9:45 Francesca Tassistro, Personas come strumento a supporto del processo di progettazione
Le personas sono il frutto dell’osservazione delle persone reali che utilizzeranno il servizio. Si costruiscono attraverso interviste, osservazione partecipante, user test, sondaggi, dati di traffico, report di mercato e via di seguito.
Dopo aver raccolto i dati, si individuano dei pattern e si creano dei cluster omogenei. Ci sono essenzialmente tre modi per raggruppare gli utenti: segmentazione qualitativa, se non si hanno a disposizioni dati quantitativi; segmentazione quali-quantitativa, se si possono integrare le osservazioni qualitative con dei dati; segmentazione quantitativa, se si hanno a disposizione molti dati che possono essere analizzati con dei software statistici.
Quante personas servono per fare un progetto? mai mano di tre e mai più di sei. E poi, quali sono i trucchi da usare per costruire delle personas efficaci? Usare tutti gli accorgimenti possibili per fare in modo che siano il più “reali†possibili: fotografie amatoriali (evitare illustrazioni e foto da stock), nomi reali e via dicendo.
Per quanto riguarda l’efficacia di usare le personas, nel 2009 Frank Long ha condotto uno studio che dimostra che lo strumento – quando correttamente utilizzato – incrementa le performance dei team di sviluppo (cfr.

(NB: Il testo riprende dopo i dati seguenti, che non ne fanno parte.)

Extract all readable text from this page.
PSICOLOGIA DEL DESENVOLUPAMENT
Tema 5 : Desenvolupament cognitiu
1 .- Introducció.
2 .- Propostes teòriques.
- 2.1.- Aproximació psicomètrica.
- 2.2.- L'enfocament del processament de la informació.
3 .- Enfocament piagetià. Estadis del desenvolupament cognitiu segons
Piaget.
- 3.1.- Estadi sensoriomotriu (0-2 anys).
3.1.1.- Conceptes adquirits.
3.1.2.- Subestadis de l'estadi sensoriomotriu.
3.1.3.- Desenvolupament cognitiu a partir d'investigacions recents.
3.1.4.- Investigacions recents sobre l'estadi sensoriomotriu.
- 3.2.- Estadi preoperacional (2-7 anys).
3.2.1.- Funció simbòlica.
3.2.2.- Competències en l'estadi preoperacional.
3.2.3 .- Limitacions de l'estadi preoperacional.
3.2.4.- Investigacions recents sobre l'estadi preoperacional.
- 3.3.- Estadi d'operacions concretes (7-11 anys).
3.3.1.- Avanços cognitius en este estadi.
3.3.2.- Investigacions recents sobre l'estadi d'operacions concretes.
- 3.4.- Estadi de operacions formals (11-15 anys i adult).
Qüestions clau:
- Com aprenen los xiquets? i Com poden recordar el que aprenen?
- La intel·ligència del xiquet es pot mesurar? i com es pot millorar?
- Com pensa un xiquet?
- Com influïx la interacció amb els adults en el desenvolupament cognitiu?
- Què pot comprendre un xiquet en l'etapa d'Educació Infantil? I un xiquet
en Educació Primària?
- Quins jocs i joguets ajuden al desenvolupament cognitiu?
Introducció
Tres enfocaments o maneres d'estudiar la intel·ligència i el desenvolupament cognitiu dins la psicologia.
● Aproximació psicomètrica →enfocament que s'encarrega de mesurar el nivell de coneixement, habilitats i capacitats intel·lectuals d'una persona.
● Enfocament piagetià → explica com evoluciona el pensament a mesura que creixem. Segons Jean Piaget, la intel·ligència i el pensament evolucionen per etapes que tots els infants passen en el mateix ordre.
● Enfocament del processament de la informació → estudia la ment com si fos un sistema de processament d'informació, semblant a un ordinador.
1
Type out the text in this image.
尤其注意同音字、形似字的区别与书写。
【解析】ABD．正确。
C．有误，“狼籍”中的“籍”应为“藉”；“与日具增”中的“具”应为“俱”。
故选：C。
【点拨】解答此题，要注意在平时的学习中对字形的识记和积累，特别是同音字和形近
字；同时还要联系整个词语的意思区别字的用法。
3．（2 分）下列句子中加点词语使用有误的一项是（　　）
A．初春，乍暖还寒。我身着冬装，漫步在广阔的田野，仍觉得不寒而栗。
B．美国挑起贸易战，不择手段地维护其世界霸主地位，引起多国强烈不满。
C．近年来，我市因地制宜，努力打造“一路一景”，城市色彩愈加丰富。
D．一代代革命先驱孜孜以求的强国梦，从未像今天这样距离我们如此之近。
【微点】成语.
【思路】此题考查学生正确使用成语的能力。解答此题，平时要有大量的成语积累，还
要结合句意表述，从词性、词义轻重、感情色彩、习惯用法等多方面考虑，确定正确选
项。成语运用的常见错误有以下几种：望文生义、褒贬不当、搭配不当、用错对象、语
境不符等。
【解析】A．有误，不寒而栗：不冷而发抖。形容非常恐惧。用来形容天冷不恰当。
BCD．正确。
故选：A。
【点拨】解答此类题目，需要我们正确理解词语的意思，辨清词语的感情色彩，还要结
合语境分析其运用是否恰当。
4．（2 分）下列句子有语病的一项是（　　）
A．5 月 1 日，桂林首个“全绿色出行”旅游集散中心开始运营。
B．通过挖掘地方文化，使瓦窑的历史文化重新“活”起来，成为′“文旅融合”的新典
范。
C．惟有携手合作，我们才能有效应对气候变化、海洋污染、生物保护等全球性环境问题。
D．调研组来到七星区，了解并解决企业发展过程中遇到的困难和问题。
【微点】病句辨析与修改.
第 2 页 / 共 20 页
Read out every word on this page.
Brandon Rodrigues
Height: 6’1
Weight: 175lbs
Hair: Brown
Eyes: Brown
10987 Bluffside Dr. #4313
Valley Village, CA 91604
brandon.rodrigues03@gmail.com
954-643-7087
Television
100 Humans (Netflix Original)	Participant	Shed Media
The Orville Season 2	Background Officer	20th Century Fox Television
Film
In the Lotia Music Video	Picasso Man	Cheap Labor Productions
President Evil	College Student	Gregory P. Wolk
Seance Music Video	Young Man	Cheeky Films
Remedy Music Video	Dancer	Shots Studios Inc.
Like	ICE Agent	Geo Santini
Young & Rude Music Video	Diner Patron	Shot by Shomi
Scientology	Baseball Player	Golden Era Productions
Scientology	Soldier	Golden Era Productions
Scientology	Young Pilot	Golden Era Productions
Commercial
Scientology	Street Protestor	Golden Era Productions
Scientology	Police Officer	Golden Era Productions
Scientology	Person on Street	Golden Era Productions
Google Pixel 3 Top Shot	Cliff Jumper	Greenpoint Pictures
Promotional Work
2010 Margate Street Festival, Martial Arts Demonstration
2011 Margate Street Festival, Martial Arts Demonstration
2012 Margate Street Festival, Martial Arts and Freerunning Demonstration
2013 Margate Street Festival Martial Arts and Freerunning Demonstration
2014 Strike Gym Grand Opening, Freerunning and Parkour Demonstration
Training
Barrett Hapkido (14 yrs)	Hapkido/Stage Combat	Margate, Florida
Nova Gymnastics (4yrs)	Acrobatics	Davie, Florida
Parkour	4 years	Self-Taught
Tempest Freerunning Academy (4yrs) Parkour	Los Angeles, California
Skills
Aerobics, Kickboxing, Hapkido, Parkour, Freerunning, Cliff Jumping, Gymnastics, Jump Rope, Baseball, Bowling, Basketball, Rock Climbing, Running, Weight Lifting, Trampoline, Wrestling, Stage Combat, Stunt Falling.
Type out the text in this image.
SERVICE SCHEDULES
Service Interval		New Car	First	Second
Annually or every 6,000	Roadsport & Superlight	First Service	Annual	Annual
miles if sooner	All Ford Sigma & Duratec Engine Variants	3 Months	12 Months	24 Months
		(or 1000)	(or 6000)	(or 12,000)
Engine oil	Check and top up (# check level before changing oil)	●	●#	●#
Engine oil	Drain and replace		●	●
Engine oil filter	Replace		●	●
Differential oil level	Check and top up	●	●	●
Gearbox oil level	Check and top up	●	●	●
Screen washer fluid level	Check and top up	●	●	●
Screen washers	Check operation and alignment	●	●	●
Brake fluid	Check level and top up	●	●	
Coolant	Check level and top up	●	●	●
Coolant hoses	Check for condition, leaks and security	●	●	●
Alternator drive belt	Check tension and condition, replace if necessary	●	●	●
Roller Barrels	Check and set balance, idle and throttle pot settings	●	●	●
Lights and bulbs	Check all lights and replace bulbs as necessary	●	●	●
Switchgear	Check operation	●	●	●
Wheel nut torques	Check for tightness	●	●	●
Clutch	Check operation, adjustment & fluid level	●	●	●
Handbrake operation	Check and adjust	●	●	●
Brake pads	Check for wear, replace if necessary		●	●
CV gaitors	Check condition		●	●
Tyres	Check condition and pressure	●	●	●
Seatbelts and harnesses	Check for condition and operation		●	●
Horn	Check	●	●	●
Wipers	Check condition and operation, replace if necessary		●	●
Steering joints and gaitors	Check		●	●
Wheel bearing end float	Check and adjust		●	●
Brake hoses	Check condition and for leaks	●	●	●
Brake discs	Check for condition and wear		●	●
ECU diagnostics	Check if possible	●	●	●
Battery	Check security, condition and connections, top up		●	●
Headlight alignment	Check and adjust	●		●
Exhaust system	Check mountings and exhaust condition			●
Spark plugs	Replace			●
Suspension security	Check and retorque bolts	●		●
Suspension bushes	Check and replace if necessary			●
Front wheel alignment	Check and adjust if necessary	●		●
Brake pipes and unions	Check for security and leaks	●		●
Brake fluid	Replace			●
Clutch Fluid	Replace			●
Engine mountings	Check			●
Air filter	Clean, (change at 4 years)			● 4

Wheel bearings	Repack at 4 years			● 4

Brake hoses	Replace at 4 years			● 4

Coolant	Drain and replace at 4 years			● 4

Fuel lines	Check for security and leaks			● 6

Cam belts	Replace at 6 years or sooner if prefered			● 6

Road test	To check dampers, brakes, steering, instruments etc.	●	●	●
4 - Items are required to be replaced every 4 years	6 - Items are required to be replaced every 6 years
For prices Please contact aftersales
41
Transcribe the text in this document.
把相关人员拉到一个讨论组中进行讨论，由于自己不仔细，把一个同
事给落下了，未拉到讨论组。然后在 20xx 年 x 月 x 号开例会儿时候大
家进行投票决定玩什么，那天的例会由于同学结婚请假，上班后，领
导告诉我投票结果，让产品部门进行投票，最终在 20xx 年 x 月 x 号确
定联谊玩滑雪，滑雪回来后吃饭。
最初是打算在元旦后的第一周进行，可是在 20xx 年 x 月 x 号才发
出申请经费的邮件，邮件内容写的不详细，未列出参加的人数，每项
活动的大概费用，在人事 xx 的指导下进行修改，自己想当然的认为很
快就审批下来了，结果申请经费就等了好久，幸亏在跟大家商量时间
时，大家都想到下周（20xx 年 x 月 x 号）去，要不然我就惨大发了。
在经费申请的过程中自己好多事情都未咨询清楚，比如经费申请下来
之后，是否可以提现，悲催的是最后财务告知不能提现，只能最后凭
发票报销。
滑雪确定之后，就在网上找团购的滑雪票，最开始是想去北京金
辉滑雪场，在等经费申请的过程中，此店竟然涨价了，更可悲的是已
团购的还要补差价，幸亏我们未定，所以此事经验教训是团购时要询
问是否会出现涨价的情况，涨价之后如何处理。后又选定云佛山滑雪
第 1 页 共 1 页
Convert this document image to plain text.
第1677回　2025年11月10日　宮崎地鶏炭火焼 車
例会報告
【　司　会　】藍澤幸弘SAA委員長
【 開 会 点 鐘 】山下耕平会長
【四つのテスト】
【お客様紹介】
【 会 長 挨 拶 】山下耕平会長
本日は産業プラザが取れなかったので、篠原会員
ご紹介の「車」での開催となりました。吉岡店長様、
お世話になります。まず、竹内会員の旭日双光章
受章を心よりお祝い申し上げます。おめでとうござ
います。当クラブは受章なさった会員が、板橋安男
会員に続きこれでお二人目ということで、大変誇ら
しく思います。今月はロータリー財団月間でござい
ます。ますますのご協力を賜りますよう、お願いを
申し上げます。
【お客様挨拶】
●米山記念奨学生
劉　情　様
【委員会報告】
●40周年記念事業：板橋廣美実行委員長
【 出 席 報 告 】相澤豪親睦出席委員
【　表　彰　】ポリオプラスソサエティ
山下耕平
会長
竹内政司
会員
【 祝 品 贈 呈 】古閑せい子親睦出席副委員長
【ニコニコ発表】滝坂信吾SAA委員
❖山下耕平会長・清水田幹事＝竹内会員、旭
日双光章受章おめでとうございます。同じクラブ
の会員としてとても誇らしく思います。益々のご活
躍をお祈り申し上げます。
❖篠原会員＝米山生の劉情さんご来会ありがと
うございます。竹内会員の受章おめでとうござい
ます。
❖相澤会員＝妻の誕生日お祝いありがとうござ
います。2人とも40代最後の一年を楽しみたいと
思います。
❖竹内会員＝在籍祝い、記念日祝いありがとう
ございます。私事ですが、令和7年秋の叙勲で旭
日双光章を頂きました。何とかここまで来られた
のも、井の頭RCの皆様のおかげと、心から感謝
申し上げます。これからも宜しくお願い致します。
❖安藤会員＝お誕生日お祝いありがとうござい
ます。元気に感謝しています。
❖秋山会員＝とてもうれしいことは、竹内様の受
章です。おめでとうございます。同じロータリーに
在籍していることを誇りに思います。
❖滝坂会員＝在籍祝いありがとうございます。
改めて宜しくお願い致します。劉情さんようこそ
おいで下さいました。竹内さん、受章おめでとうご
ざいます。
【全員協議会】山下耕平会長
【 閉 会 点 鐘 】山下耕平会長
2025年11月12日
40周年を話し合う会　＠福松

Real or Imaginary: The effectiveness of using personas in product design).
9:40 Il design influenza il modo in cui le imprese si organizzano: è un passaggio inevitabile perché le aziende sono sempre più orientate al consumatore, studiano sempre di più i suoi bisogni e le sue aspettative e cercano di adeguarsi a quello che scoprono. Luca Mascaro dice che nell’ultimo anno la sua agenzia ha aumentato molto il fatturato per l’attività di user research.
9:30 La UX Conference arriva alla terza edizione. Luca Mascaro: in sala ci sono 107 persone che provengono sia dalle più grandi agenzie italiane sia dalle aziende che sono particolarmente attente ai temi della customer experience. La conferenza è cresciuta molto nel corso dei tre anni triplicando i partecipanti, che oggi arrivano non solo dalla Lombardia, ma da tutta Italia.